I like to think of our set-point weight as being like our set-point body temperature. While the norm might be 98.6°F, your set-point body temperature rises and stays elevated when something is wrong with your body. Both set-point body weight and set-point temperature can be forcibly lowered temporarily via energy deprivation (starvation for body weight and ice baths for body temperature), but since neither of these approaches addresses the root cause, both do more harm than good over the long term.

But when we heal our body, instead of just attending to the symptoms, our body weight and body temperature return to and stay at healthy levels.

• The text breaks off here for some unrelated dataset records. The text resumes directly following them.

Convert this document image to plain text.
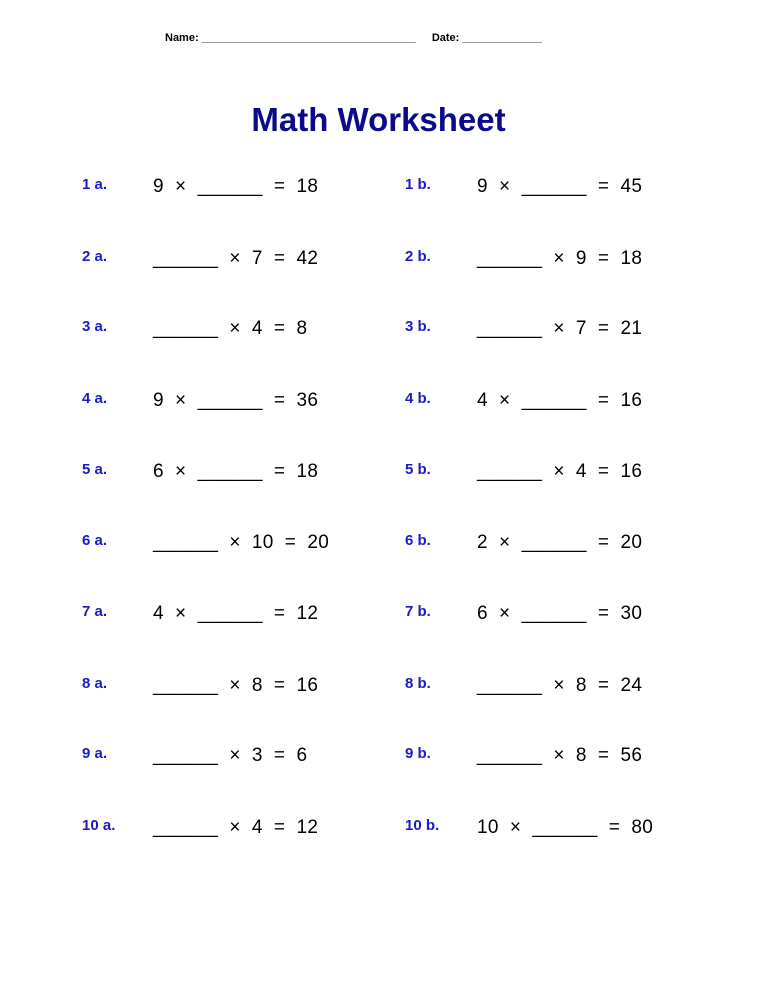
Name: ___________________________________ Date: _____________
Math Worksheet
1 a. 9  ×  ______  =  18	1 b. 9  ×  ______  =  45
2 a. ______  ×  7  =  42	2 b. ______  ×  9  =  18
3 a. ______  ×  4  =  8	3 b. ______  ×  7  =  21
4 a. 9  ×  ______  =  36	4 b. 4  ×  ______  =  16
5 a. 6  ×  ______  =  18	5 b. ______  ×  4  =  16
6 a. ______  ×  10  =  20	6 b. 2  ×  ______  =  20
7 a. 4  ×  ______  =  12	7 b. 6  ×  ______  =  30
8 a. ______  ×  8  =  16	8 b. ______  ×  8  =  24
9 a. ______  ×  3  =  6	9 b. ______  ×  8  =  56
10 a. ______  ×  4  =  12	10 b. 10  ×  ______  =  80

A healthy body automatically maintains a healthy weight in just the same way that it automatically maintains a healthy temperature.

When it comes to this metabolic healing, there are two primary hormones involved with our clog: insulin and leptin. Insulin is produced by the pancreas and through its interaction with our cells and brain, determines whether we are storing or burning fat. Leptin is produced by our body fat and, through its interaction with our gut, central nervous system, and brain, regulates how much food we eat, how much energy we burn, and the amount of body fat specified by our set-point.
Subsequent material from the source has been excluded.